Monique se tient devant lui, trop près, louchant un peu, un sourire narquois sur les lèvres.
- Heu… Quoi donc ?
- Ne fais pas le malin avec moi. Je te connais ! Je sais que t’es en train de te monter encore une histoire… ce n’est pas vrai ?
- Mais… qu’est-ce que tu racontes ? Quatsch! C’est n’importe quoi !
- Mouais… Enfin. Allons-y, faisons cette déposition, et rentrons à la maison…
Bernd Hammer ne voulait pas inquiéter inutilement sa femme. Monique « peau d’ange » comme on l’appelait dans le milieu. La plus belle danseuse de cabaret de toute la ville. Le genre de femme capable de vous embrasser fougueusement juste avant de vous poignarder dans le dos. Un poison mortel et merveilleux…
- Tu recommences! Et puis, je suis sûr que tu parles de moi !
- Mais… Pas du tout!
- Je ne sais pas pourquoi, je le sens quand tu fais ce genre de trucs…
- Mais, non ! On est dans un commissariat, j’attends juste que l’on fasse cette déposition… Je ne pense à rien !
- Hmm…
Ce bout de femme avait du flair.
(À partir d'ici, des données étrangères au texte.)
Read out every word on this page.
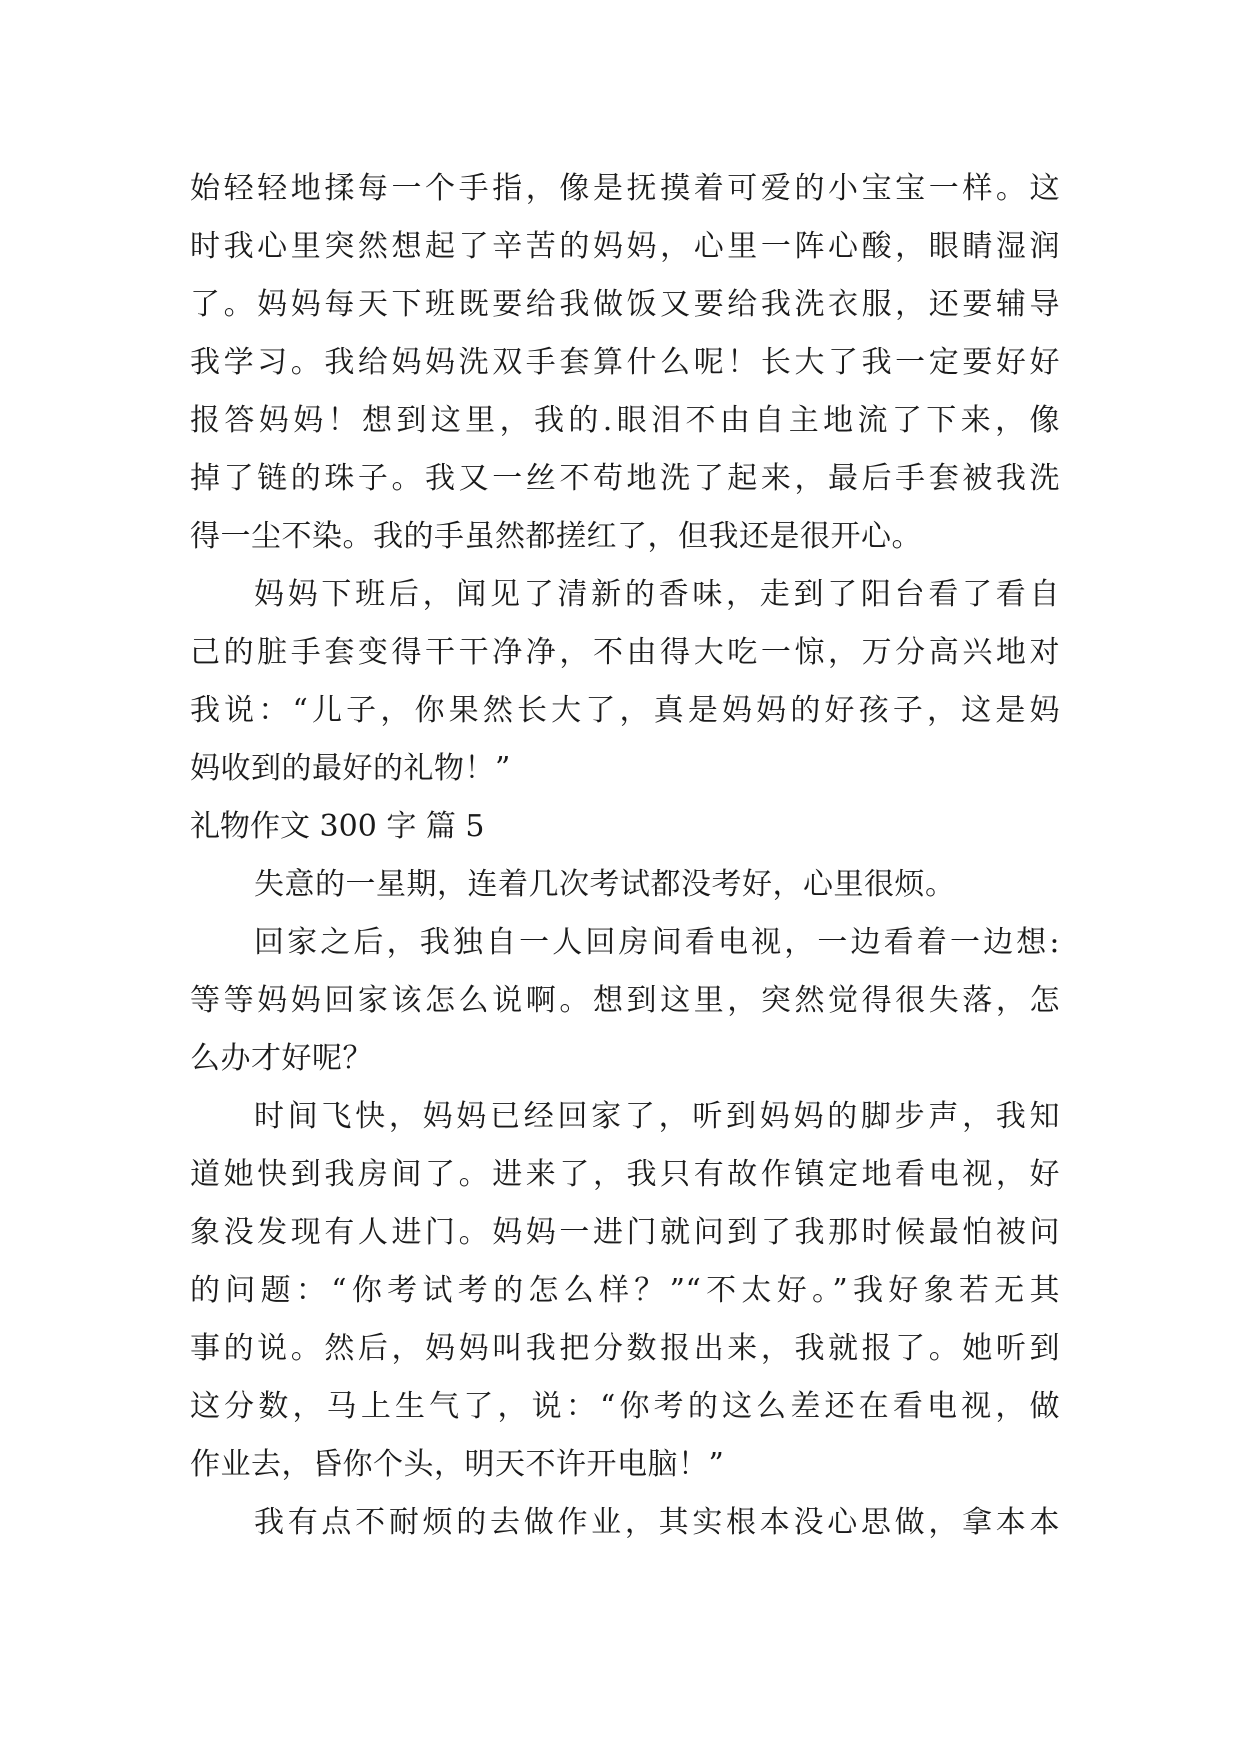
始轻轻地揉每一个手指，像是抚摸着可爱的小宝宝一样。这
时我心里突然想起了辛苦的妈妈，心里一阵心酸，眼睛湿润
了。妈妈每天下班既要给我做饭又要给我洗衣服，还要辅导
我学习。我给妈妈洗双手套算什么呢！长大了我一定要好好
报答妈妈！想到这里，我的.眼泪不由自主地流了下来，像
掉了链的珠子。我又一丝不苟地洗了起来，最后手套被我洗
得一尘不染。我的手虽然都搓红了，但我还是很开心。
妈妈下班后，闻见了清新的香味，走到了阳台看了看自
己的脏手套变得干干净净，不由得大吃一惊，万分高兴地对
我说：“儿子，你果然长大了，真是妈妈的好孩子，这是妈
妈收到的最好的礼物！”
礼物作文 300 字 篇 5
失意的一星期，连着几次考试都没考好，心里很烦。
回家之后，我独自一人回房间看电视，一边看着一边想:
等等妈妈回家该怎么说啊。想到这里，突然觉得很失落，怎
么办才好呢？
时间飞快，妈妈已经回家了，听到妈妈的脚步声，我知
道她快到我房间了。进来了，我只有故作镇定地看电视，好
象没发现有人进门。妈妈一进门就问到了我那时候最怕被问
的问题：“你考试考的怎么样？”“不太好。”我好象若无其
事的说。然后，妈妈叫我把分数报出来，我就报了。她听到
这分数，马上生气了，说：“你考的这么差还在看电视，做
作业去，昏你个头，明天不许开电脑！”
我有点不耐烦的去做作业，其实根本没心思做，拿本本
Elle avait plusieurs fois sauvé la vie de Bernd Hammer, grâce à ses tuyaux, mais aussi, quelque fois, grâce à ces charmes…
- Juste pour savoir : quel rôle j’ai, moi ? Je suis certaine que je suis l’une de ces femmes sans cervelle, éprise d’amour pour le héros mystérieux, c’est ça ?
- Bon Dieu ! Arrête de croire quoi que ce soit ! Si tu veux tout savoir, je pensais à l’école de Thomas… Ce n’est pas la semaine prochaine la réunion des parents ?
- Bien tenté, mon beau, mais je lis trop bien dans ton jeu ! Ta mère m’a raconté comment, déjà tout petit, tu te faisais passer pour un détective privé auprès de tes petits camarades !
- Pff… n’importe quoi…
Ce serait peu dire que Bernd Hammer avait son métier dans la peau. Beaucoup de gens disaient qu’à la naissance, il portait déjà son chapeau, un colt, et un cigare. Le monde ne lui avait pas fait de cadeaux, mais lui-même n’en avait jamais demandés…
- Tiens voilà, l’agent… c’est à nous !
Monique s’élance, pressée d’en finir.
Bien sûr, le policier avait reconnu Bernd Hammer. Et si ce dernier les avait souvent aidé sur des affaires compliquées, la corruption, et le plus souvent, la jalousie, rendaient les relations avec les autorités… assez délicates. Bernd ne prêta pas attention, à l’histoire de Monique : il savait qu’elle servait à jeter de la poudre aux yeux du naïf inspecteur. Cette histoire de pickpocket, ne tenait pas debout. Jamais, Bernd ne se laisserait surprendre par qui que ce soit, pas même dans son sommeil.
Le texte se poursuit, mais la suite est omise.